Institutio Oratoria
Quintilian
Quintilian. Institutio Oratoria, Volume 1-4. Butler, Harold Edgeworth, translator. Cambridge, Mass; London: Harvard University Press, William Heinemann Ltd., 1920-1922.
That which I call the basis some style the constitution, others the question, and others again that which may be inferred from the question, while Theodorus calls it the most general head, κεφάλαιον γενικώτατον, to which everything must be referred. These different names, however, all mean the same thing, nor is it of the least importance to students by what special name things are called, as long as the thing itself is perfectly clear.
The Greeks call this essential basis στάσις, a name which they hold was not invented by Hermagoras, but according to some was introduced by Naucrates, the pupil of Isocrates, according to others by Zopyrus of Clazomenae, although Aeschines in his speech against Ctesiphon [*](§ 206.) seems to employ the word, when he asks the jury not to allow Demosthenes to be irrelevant but to keep him to the stasis or basis of the case.

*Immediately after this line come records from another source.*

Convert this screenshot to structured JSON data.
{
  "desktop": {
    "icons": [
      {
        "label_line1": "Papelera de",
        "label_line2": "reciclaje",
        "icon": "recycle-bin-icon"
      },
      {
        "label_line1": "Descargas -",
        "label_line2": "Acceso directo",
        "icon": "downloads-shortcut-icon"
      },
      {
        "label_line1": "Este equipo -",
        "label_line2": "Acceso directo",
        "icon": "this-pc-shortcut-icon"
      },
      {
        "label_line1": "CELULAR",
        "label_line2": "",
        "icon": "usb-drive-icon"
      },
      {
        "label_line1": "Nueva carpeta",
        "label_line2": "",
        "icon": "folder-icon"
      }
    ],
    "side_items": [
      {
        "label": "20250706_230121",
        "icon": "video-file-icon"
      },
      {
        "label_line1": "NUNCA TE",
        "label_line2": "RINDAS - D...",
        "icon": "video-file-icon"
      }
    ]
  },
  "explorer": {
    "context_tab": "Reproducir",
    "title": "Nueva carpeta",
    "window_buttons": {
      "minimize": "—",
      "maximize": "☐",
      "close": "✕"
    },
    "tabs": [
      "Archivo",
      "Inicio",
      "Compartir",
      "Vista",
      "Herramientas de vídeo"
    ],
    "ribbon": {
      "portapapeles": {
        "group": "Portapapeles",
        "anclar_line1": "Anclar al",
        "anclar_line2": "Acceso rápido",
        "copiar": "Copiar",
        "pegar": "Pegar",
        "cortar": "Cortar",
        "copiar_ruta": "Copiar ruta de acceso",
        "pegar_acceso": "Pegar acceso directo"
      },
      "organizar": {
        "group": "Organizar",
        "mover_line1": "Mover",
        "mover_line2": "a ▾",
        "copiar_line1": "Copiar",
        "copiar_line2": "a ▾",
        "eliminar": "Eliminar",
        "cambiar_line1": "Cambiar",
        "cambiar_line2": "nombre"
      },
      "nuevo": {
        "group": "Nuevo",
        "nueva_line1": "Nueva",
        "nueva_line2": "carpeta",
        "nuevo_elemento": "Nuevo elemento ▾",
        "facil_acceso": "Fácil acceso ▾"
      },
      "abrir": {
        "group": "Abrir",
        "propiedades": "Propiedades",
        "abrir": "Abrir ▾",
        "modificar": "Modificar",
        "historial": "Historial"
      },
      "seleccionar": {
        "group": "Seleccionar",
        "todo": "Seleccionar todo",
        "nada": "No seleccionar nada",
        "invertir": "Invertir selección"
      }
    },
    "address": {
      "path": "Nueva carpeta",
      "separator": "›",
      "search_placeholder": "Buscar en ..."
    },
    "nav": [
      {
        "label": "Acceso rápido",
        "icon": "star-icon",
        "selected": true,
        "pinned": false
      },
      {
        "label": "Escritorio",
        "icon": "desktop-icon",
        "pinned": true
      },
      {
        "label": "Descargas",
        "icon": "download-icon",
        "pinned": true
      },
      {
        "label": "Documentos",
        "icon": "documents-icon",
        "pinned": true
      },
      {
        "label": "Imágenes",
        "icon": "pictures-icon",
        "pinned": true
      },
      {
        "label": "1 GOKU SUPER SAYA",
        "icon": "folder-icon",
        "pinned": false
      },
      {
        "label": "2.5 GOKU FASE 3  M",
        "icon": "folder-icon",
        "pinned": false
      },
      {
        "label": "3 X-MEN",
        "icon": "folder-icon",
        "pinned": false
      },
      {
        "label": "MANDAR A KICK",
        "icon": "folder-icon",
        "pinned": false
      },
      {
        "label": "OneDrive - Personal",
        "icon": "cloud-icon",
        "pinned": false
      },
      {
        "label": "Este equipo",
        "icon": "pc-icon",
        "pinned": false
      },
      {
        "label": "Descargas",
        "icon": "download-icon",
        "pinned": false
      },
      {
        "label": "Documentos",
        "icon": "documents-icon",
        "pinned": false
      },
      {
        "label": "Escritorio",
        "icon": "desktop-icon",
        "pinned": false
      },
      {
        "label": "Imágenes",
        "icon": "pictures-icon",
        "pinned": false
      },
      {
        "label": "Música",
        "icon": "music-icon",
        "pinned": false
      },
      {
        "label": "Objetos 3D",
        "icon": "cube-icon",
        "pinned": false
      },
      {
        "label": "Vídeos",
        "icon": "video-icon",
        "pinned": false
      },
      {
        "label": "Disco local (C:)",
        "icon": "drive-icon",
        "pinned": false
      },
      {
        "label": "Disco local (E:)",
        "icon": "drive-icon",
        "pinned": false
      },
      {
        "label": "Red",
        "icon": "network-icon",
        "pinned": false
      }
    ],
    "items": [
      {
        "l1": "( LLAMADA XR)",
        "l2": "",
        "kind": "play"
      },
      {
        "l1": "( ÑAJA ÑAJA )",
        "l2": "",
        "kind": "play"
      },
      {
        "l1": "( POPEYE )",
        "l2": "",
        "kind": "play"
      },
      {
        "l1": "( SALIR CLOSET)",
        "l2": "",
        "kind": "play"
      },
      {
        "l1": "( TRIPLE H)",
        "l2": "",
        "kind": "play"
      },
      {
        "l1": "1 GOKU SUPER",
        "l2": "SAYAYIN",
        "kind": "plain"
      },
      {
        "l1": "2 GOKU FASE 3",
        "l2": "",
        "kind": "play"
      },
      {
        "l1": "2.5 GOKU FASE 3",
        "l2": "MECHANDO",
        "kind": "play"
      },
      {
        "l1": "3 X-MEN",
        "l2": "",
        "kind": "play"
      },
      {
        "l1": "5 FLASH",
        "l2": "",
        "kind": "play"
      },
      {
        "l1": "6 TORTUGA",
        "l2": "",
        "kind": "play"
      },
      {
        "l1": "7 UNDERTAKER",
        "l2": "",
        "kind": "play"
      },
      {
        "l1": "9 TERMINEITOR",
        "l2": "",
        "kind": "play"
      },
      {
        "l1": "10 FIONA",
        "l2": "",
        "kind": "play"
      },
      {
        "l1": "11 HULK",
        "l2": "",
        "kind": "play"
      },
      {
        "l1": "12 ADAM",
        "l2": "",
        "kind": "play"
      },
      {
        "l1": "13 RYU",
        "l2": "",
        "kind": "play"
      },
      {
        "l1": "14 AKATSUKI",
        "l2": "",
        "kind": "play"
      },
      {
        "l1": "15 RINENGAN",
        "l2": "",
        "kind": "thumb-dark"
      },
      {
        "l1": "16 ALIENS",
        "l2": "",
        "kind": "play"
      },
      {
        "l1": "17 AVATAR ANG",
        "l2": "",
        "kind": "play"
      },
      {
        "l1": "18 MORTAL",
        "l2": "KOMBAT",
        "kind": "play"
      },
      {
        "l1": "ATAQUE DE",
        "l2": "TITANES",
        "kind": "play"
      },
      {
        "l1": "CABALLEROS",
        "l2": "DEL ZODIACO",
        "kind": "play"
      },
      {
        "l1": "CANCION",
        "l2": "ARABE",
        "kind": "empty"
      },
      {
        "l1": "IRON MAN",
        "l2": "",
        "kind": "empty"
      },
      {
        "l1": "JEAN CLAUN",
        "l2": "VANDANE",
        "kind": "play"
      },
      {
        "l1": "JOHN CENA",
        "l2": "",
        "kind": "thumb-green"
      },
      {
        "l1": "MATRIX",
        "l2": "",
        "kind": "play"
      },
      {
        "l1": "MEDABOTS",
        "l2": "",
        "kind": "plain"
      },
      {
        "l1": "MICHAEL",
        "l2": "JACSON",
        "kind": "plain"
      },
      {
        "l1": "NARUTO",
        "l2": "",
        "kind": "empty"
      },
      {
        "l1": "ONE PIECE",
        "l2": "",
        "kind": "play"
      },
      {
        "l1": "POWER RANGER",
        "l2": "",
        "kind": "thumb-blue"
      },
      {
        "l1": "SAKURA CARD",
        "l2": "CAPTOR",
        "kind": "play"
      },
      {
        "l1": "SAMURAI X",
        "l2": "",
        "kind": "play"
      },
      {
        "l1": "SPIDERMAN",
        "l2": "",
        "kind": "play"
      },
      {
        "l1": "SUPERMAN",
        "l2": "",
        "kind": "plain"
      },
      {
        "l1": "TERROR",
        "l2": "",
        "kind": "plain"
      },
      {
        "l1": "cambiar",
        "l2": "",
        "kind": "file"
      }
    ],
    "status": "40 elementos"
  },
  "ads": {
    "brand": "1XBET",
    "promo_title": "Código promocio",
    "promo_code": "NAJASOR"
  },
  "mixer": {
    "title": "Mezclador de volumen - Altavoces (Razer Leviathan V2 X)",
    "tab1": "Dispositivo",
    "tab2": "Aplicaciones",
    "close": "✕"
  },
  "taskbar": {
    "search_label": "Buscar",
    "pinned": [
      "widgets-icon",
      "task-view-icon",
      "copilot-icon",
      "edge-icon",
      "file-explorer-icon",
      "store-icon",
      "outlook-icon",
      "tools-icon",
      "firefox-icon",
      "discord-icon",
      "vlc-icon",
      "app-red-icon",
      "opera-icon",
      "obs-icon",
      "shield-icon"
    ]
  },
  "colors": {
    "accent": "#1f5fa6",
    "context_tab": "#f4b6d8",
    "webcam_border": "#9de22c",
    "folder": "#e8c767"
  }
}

The term seems to be derived from the fact that it is on it that the first collision between the parties to the dispute takes place, or that it forms the basis or standing of the whole case. So much for the origin of the name. Now for its nature. Some have defined the basis as being the first conflict of the causes. The idea is correct, but the expression is faulty.
For the essential basis is not the first conflict, which we may represent by the clauses
You did such and such a thingand
I did not do it.It is rather the kind of question which arises from the first conflict,
You did it,
I did not,
Did he do it?,or
You did this,
I did not do this,
What did he do?It is clear from these examples, that the first sort of question depends on conjecture, the second on definition, and that the contending parties rest their respective cases on these points: the bases of these questions will therefore be of a conjectural or definitive character respectively.
Suppose it should be asserted that sound is the conflict between two bodies, the statement would in my opinion be erroneous. For sound is not the actual conflict, but a result of the conflict. The error is, however, of small importance: for the sense is clear, whatever the expression. But this trivial mistake has given rise to a very serious error in the minds of those who have not understood what was meant: for on reading that the essential basis was the first conflict, they immediately concluded that the basis was always to be taken from the first question, which is a grave mistake.